William Chan's blag

Some Quick Thoughts on TCP Fast Open and Chromium

Since this came up yesterday, I figured I ought to write up a quick & dirty post about Chromium and TCP Fast Open. The current status is it’s experimentally supported for new Linux kernel versions (and requires both client and server kernel support). The basic status of the Chromium implementation is there’s a flag to enable it for testing. All that flag does is, if the kernel/system (even if the kernel supports it, the system wide setting may have disabled it) supports/enables TCP Fast Open, then we’ll try to use TCP Fast Open. We’ll optimistically return success for Connect() and try to take advantage of TCP Fast Open cookies on the first Write(). That’s all the code does really for now. But this implementation is broken in a number of critical edge cases. Let’s consider the ways it’s broken:

  1. TCP Fast Open requires application level idempotency. As noted in the text, it’s quite possible for the server to receive a duplicate SYN (with data). It must be resilient to this. In the web browsing scenario, POSTs are not idempotent. GETs are supposed to get idempotent, and indeed things like HTTP pipelining depend heavily on this requirement. Of course, it’s not strictly true in practice, but that’s a server-side bug. In the web browser case, proper use of TCP Fast Open would probably require only attempting to use it with idempotent requests. We’re not doing that yet. So there’s definitely a small risk of multiple POSTs, and if the server application doesn’t detect that, then it could be a serious problem. We need to fix our implementation to only try TCP Fast Open when the initial data packet doesn’t have any unsafe side effects (HTTP GET, or higher layer handshakes like SSL’s CLIENT_HELLO).
  2. TCP Fast Open violates a number of internal code assumptions in the Chromium HTTP stack. We naturally assume that all connection errors will be returned upon completion of Connect(). But as I explained earlier, we just optimistically return success for Connect() and return the connection error, if any, in the response to the Write(). This mostly works, but it’s obviously pretty dicey and we need to go through all our code to iron out the edge cases where this fails. Or we need to change the API to detect Fast Open support prior to the Connect() call, and if it’s likely to succeed, we can call a new method like ConnectWithData() or something.
  3. TCP Fast Open defeats late binding when the zero roundtrip connect falls back to the 3-way handshake. When our code optimistically returns connection success, the socket will be handed up to the HTTP stack for use and it’ll try to use it. But if the TCP Fast Open cookie fails to work and we fall back to the 3-way handshake, then our HTTP request is tightly bound to this socket that is in progress of being connected. This prevents late binding which would result in better prioritized allocation of requests to available connected sockets. Unfortunately, there’s no good API to the kernel to detect whether or not the kernel has a TCP Fast Open cookie for the destination server (and who knows how likely it is that servers will keep cookies around for long enough for them to be useful?). Until a better API exists, the only other alternative is to try to implement an application level cache to predict whether or not we think it’s worth it to try TCP Fast Open for a host.
  4. TCP Fast Open doesn’t play well with our TCP preconnect code. Our TCP preconnect code will try to start the SYNs early so we can mitigate the RT cost of the TCP 3-way handshake. We get caught in this situation where maybe we shouldn’t preconnect because maybe there’s a chance that Blink’s resource loader will request a resource on that host in the near future, before a TCP SYNACK would come in, and we might want to attempt a TCP Fast Open “connect” instead. But the preconnect code is way more dependable, since it works on all servers and doesn’t rely on TCP extensions that middleboxes may barf on. Note however that TCP Fast Open should combine nicely with SSL (and other higher layer) preconnect handshakes.

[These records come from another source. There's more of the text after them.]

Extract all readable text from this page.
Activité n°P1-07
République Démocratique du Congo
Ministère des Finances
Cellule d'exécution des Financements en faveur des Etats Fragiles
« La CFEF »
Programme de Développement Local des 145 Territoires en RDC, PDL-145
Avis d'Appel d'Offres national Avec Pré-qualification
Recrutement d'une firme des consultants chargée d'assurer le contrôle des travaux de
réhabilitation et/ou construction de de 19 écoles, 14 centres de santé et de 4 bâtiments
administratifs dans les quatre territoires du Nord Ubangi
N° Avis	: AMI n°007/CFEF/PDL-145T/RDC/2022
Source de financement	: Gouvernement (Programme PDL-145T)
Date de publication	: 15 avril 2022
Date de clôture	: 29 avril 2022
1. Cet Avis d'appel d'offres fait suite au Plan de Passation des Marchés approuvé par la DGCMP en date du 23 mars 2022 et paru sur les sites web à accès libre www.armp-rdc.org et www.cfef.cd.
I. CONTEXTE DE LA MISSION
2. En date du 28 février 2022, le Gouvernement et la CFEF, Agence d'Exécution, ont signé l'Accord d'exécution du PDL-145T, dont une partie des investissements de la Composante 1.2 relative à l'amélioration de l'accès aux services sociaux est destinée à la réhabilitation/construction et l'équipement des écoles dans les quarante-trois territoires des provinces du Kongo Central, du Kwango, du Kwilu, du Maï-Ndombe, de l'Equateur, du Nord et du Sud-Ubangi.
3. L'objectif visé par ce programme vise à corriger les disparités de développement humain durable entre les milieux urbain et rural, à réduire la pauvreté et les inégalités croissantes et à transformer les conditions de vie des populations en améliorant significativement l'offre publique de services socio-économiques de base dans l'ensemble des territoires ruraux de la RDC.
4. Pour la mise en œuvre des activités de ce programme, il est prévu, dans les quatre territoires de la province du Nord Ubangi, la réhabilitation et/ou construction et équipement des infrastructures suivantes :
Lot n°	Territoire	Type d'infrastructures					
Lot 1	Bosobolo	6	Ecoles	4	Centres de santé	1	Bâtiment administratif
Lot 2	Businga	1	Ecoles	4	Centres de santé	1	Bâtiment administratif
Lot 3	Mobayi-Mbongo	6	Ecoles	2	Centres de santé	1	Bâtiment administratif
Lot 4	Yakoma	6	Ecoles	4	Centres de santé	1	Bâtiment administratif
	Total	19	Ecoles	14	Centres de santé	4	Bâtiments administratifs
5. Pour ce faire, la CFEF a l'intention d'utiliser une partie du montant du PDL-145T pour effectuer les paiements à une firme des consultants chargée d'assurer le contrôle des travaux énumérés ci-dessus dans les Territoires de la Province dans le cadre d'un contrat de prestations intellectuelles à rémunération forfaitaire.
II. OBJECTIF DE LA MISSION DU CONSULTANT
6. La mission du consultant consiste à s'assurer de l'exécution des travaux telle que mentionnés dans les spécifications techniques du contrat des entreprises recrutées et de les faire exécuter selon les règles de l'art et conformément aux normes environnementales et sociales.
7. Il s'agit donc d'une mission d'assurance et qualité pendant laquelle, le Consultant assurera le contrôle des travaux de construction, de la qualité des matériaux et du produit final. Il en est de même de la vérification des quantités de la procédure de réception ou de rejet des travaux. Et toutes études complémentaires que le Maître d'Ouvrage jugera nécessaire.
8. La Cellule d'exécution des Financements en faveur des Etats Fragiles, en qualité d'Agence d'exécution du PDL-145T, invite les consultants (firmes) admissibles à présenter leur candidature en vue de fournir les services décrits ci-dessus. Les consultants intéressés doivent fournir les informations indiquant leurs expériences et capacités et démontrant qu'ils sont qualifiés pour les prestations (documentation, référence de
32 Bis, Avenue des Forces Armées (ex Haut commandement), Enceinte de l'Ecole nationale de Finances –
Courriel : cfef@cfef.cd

These problems are all addressable to some degree. Indeed, problems (1) and (2) are simple correctness issues that we just need to fix, but we haven’t begun addressing them yet. (3) is also relatively easy to address with some extra application layer logic to improve the TCP Fast Open success rate. (4) is a little bit tricky and we’ll have to experiment to see what works best in practice. And it’s hard to conceive of a case where TCP Fast Open is not a straight up win for HTTPS.

In short, there’s a lot of potential here, but the implementation is totally na├»ve now and needs more work to fix correctness and performance problems before it’s ready for actual end user usage.